There are everyday actions that can help prevent the spread of germs that cause respiratory illnesses. Take these everyday steps to reduce exposure to the virus and protect your health:

  • wash your hands often with soap and water
  • use alcohol-based sanitizer
  • maintain a physical distance of 2 metres between yourself and others
  • sneeze and cough into your sleeve
  • avoid touching your eyes, nose or mouth
  • avoid contact with people who are sick
  • stay home if you are sick
  • clean and disinfect frequently touched objects and surfaces
  • wear a non-medical mask or face covering when inside public spaces; and outdoors if physical distancing is a challenge

Can I receive treatment for COVID-19?

There are no specific treatments for coronaviruses, and there is no vaccine that protects against coronaviruses. Developing a vaccine could take a number of years. Most people with common human coronavirus illnesses will recover on their own. Often times symptoms can be treated. Supportive care for infected individuals can also be highly effective.

You should:

  • drink plenty of fluids
  • get rest and sleep as much as possible
  • try a humidifier or a hot shower to help with a sore throat or cough.

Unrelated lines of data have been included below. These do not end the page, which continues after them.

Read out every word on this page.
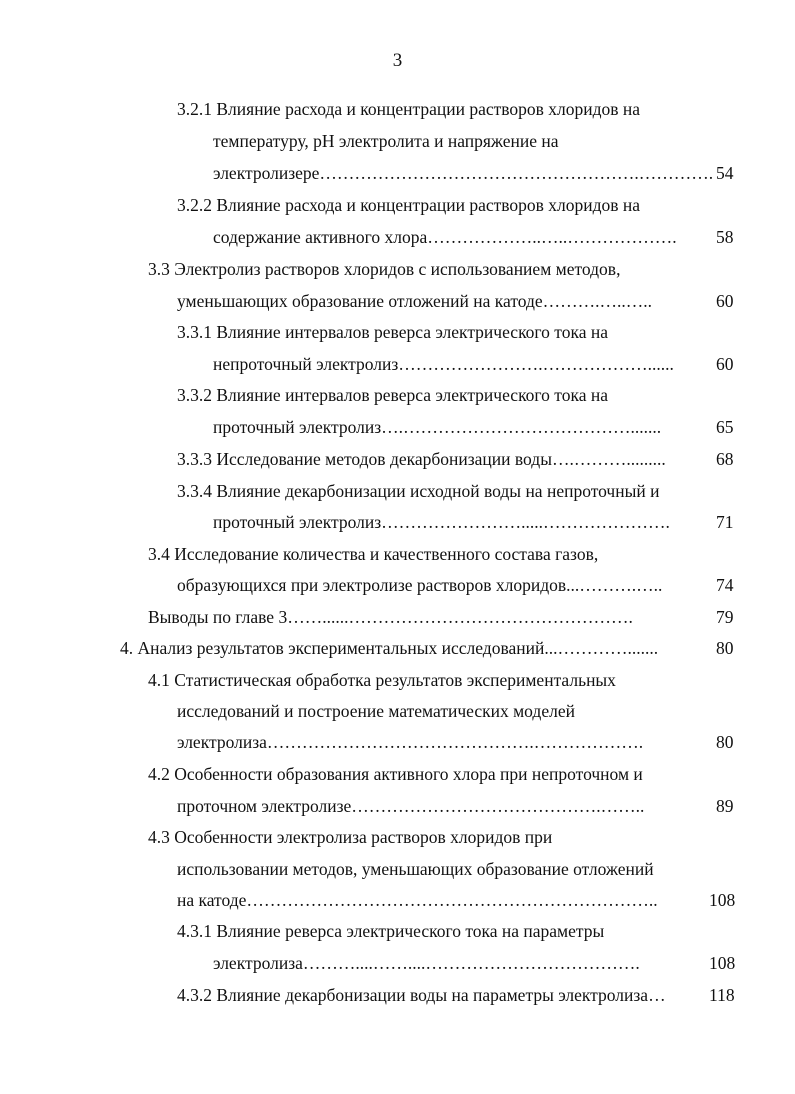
3
3.2.1 Влияние расхода и концентрации растворов хлоридов на
температуру, рН электролита и напряжение на
электролизере……………………………………………….…………. 54
3.2.2 Влияние расхода и концентрации растворов хлоридов на
содержание активного хлора………………..…..………………. 58
3.3 Электролиз растворов хлоридов с использованием методов,
уменьшающих образование отложений на катоде……….…..…..	60
3.3.1 Влияние интервалов реверса электрического тока на
непроточный электролиз…………………….………………...... 60
3.3.2 Влияние интервалов реверса электрического тока на
проточный электролиз….………………………………….......	65
3.3.3 Исследование методов декарбонизации воды….……….........	68
3.3.4 Влияние декарбонизации исходной воды на непроточный и
проточный электролиз…………………….....………………….	71
3.4 Исследование количества и качественного состава газов,
образующихся при электролизе растворов хлоридов...……….…..	74
Выводы по главе 3……......………………………………………….	79
4. Анализ результатов экспериментальных исследований...………….......	80
4.1 Статистическая обработка результатов экспериментальных
исследований и построение математических моделей
электролиза……………………………………….……………….	80
4.2 Особенности образования активного хлора при непроточном и
проточном электролизе…………………………………….……..	89
4.3 Особенности электролиза растворов хлоридов при
использовании методов, уменьшающих образование отложений
на катоде……………………………………………………………..	108
4.3.1 Влияние реверса электрического тока на параметры
электролиза………....……....……………………………….	108
4.3.2 Влияние декарбонизации воды на параметры электролиза… 118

What should I do if I think I have the virus?

If you develop symptoms of COVID-19 call your local Assessment Centre, your primary care provider or the Porcupine Health Unit at 1-800-461-1818.

Additional FAQs:

Can humans become infected with a novel coronavirus from an animal?

Yes, detailed investigations found that SARS-CoV was transmitted from civet cats to humans in China in 2002 and MERS-CoV from dromedary camels to humans in Saudi Arabia in 2012. Several known coronaviruses are circulating in animals that have not yet infected humans. As surveillance improves around the world, more coronaviruses are likely to be identified.

How long does COVID-19 stay on surfaces?

  • It is possible that COVID-19 may spread to a person who touches a surface or object that has the virus on it and then touches their nose, mouth, or eyes.
  • It is not certain how long the virus survives on surfaces however studies show that coronaviruses may stay on surfaces for a few hours or up to several days. Clean commonly touched surfaces with disinfectant to protect yourself and others.
  • There is evidence of community spread with COVID-19 as people have been infected but have not travelled outside of Canada or come into contact with someone who is a confirmed or suspected case of COVID-19.

Is COVID-19 spread through airborne transmission?

  • There is no evidence that COVID-19 is spread by airborne transmission (when particles remain suspended in the air and are then inhaled by others).